Fluctuat nec mergitur : littérature ou réalité historique ? Cette comédie méconnue de Monsieur Cinéma se charge de nous rappeler la devise de notre capitale au gré d'une fable tour à tour burlesque et surréaliste opposant le modernisme à ciel ouvert du Paris des années 70 et l'atemporalité poétique de ses innombrables souterrains.
A renfort de références quasiment encyclopédiques Pierre Tchernia reconstitue tout un imaginaire culturel intrinsèque à Paris : entre monuments historiques de renom et venelles inconnues, boulevards reconvertis en chantiers urbains ou encore catacombes éclairées par une lumière granuleuse Les Gaspards fait figure d'authentique déclaration d'amour à la métropole française.

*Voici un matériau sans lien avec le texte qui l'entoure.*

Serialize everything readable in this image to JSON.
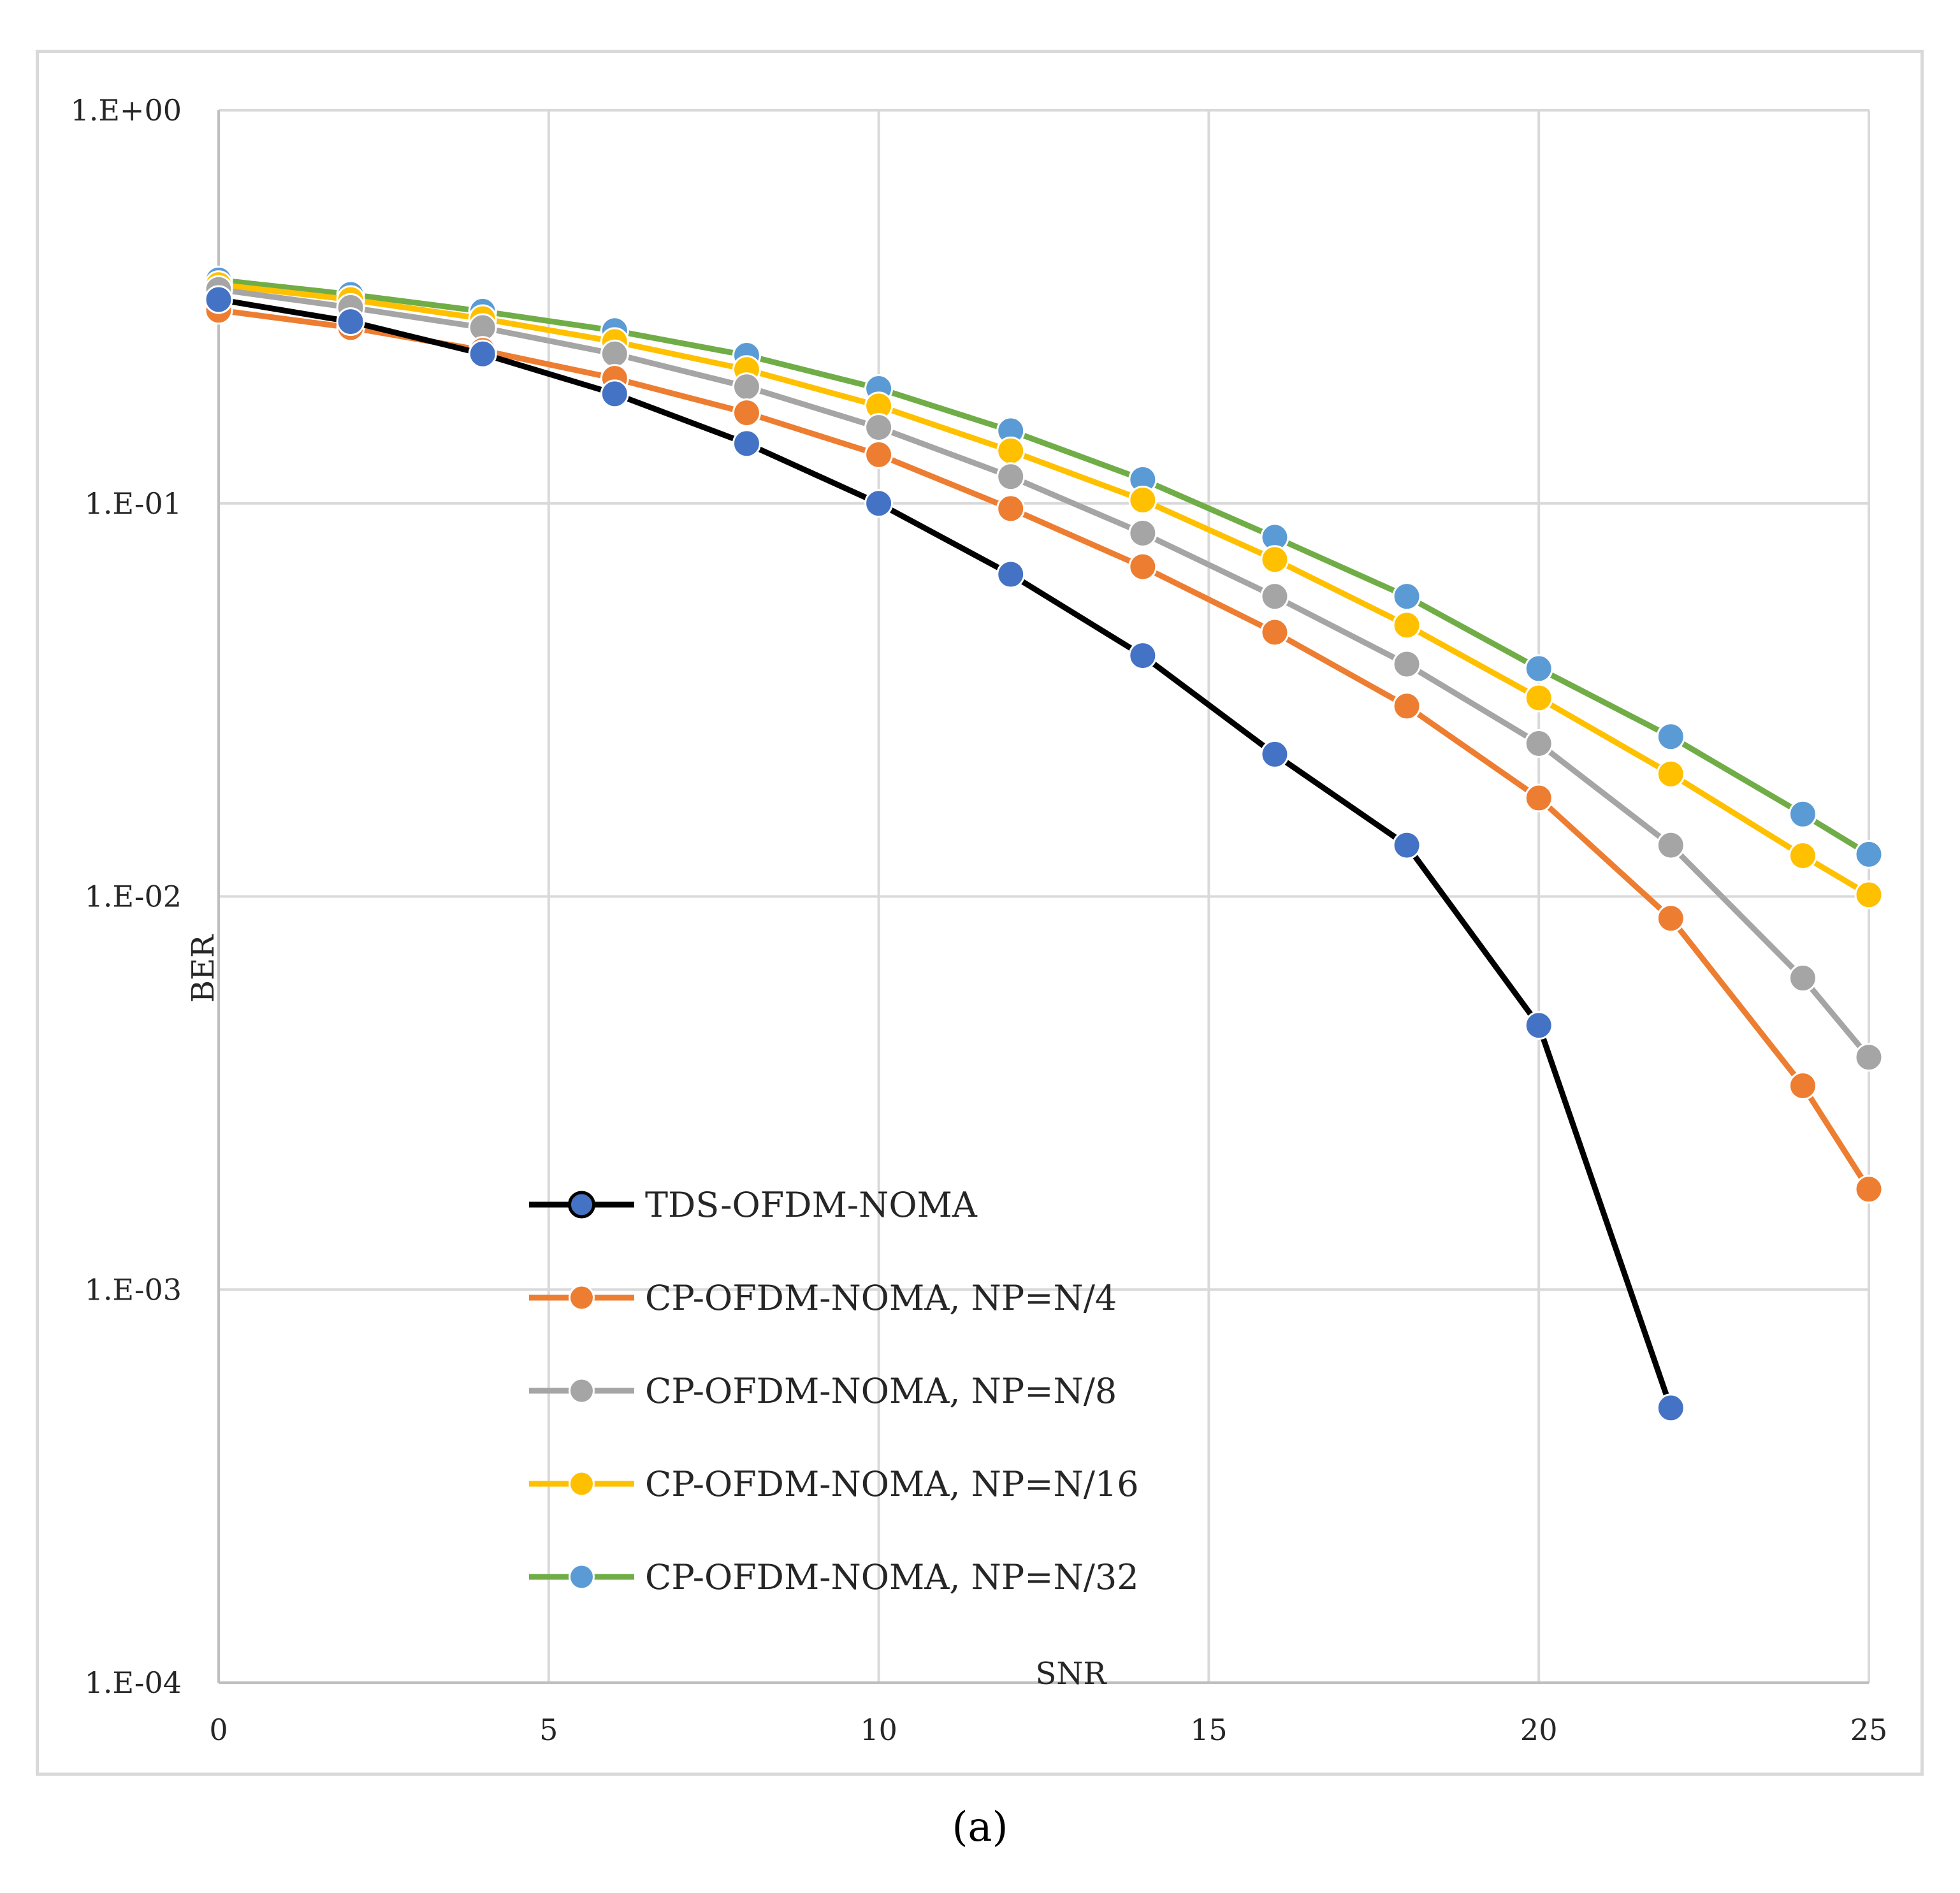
{
  "chart_data": {
    "type": "line",
    "title": "",
    "xlabel": "SNR",
    "ylabel": "BER",
    "yscale": "log",
    "xlim": [
      0,
      25
    ],
    "ylim": [
      0.0001,
      1
    ],
    "x_ticks": [
      0,
      5,
      10,
      15,
      20,
      25
    ],
    "x_tick_labels": [
      "0",
      "5",
      "10",
      "15",
      "20",
      "25"
    ],
    "y_ticks": [
      1,
      0.1,
      0.01,
      0.001,
      0.0001
    ],
    "y_tick_labels": [
      "1.E+00",
      "1.E-01",
      "1.E-02",
      "1.E-03",
      "1.E-04"
    ],
    "grid": true,
    "legend_position": "lower-left",
    "series": [
      {
        "name": "TDS-OFDM-NOMA",
        "line_color": "#000000",
        "marker_color": "#4472c4",
        "x": [
          0,
          2,
          4,
          6,
          8,
          10,
          12,
          14,
          16,
          18,
          20,
          22
        ],
        "y": [
          0.33,
          0.29,
          0.24,
          0.19,
          0.142,
          0.1,
          0.066,
          0.041,
          0.023,
          0.0135,
          0.0047,
          0.0005
        ]
      },
      {
        "name": "CP-OFDM-NOMA, NP=N/4",
        "line_color": "#ed7d31",
        "marker_color": "#ed7d31",
        "x": [
          0,
          2,
          4,
          6,
          8,
          10,
          12,
          14,
          16,
          18,
          20,
          22,
          24,
          25
        ],
        "y": [
          0.31,
          0.28,
          0.245,
          0.208,
          0.17,
          0.133,
          0.097,
          0.069,
          0.047,
          0.0305,
          0.0178,
          0.0088,
          0.0033,
          0.0018
        ]
      },
      {
        "name": "CP-OFDM-NOMA, NP=N/8",
        "line_color": "#a5a5a5",
        "marker_color": "#a5a5a5",
        "x": [
          0,
          2,
          4,
          6,
          8,
          10,
          12,
          14,
          16,
          18,
          20,
          22,
          24,
          25
        ],
        "y": [
          0.35,
          0.315,
          0.28,
          0.24,
          0.198,
          0.156,
          0.117,
          0.084,
          0.058,
          0.039,
          0.0245,
          0.0135,
          0.0062,
          0.0039
        ]
      },
      {
        "name": "CP-OFDM-NOMA, NP=N/16",
        "line_color": "#ffc000",
        "marker_color": "#ffc000",
        "x": [
          0,
          2,
          4,
          6,
          8,
          10,
          12,
          14,
          16,
          18,
          20,
          22,
          24,
          25
        ],
        "y": [
          0.36,
          0.33,
          0.295,
          0.258,
          0.219,
          0.177,
          0.136,
          0.102,
          0.072,
          0.049,
          0.032,
          0.0205,
          0.0127,
          0.0101
        ]
      },
      {
        "name": "CP-OFDM-NOMA, NP=N/32",
        "line_color": "#70ad47",
        "marker_color": "#5b9bd5",
        "x": [
          0,
          2,
          4,
          6,
          8,
          10,
          12,
          14,
          16,
          18,
          20,
          22,
          24,
          25
        ],
        "y": [
          0.37,
          0.34,
          0.308,
          0.275,
          0.238,
          0.196,
          0.153,
          0.115,
          0.082,
          0.058,
          0.038,
          0.0255,
          0.0162,
          0.0128
        ]
      }
    ]
  },
  "caption": "(a)"
}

Si le film s'avère un tantinet suranné dans sa technique cette même patine confère un charme assez savoureux à l'ensemble, superbement mis en valeur par un casting de tout premier choix : ainsi Michel Serrault transmet son plaisir de jouer avec l'imagination et l'intelligence d'un petit garçon, génial en libraire déguisé en poilu de la première Guerre Mondiale ; Galabru ne s'amuse pas moins que son comparse en incarnant un commissaire de connivence avec le gouvernement, gouvernement lui-même représenté par un Charles Denner drôlement aigre et plutôt dérisoire ; on trouve également un Gérard Depardieu fraîchement sorti de l'expérience des Valseuses, crevant littéralement l'écran dans la peau d'un facteur espiègle et large, mais aussi un Philippe Noiret magistral en maître de cérémonie occulte et épicurien...
Clairement ancré dans son époque ( nous sommes alors aux portes des années Giscard ) Les Gaspards rejoint beaucoup l'oeuvre hugolienne ( en ce sens les cavités souterraines renvoient directement à la Cour des Miracles de Notre-Dame de Paris, étonnante autarcie de marginaux et autres laissés-pour-compte ) et la truculence des romans de Rabelais. Un film amusant, certes un tantinet vieillot mais dégageant une telle sincérité que le résultat tient davantage de la réussite que du ratage. J'aime bien.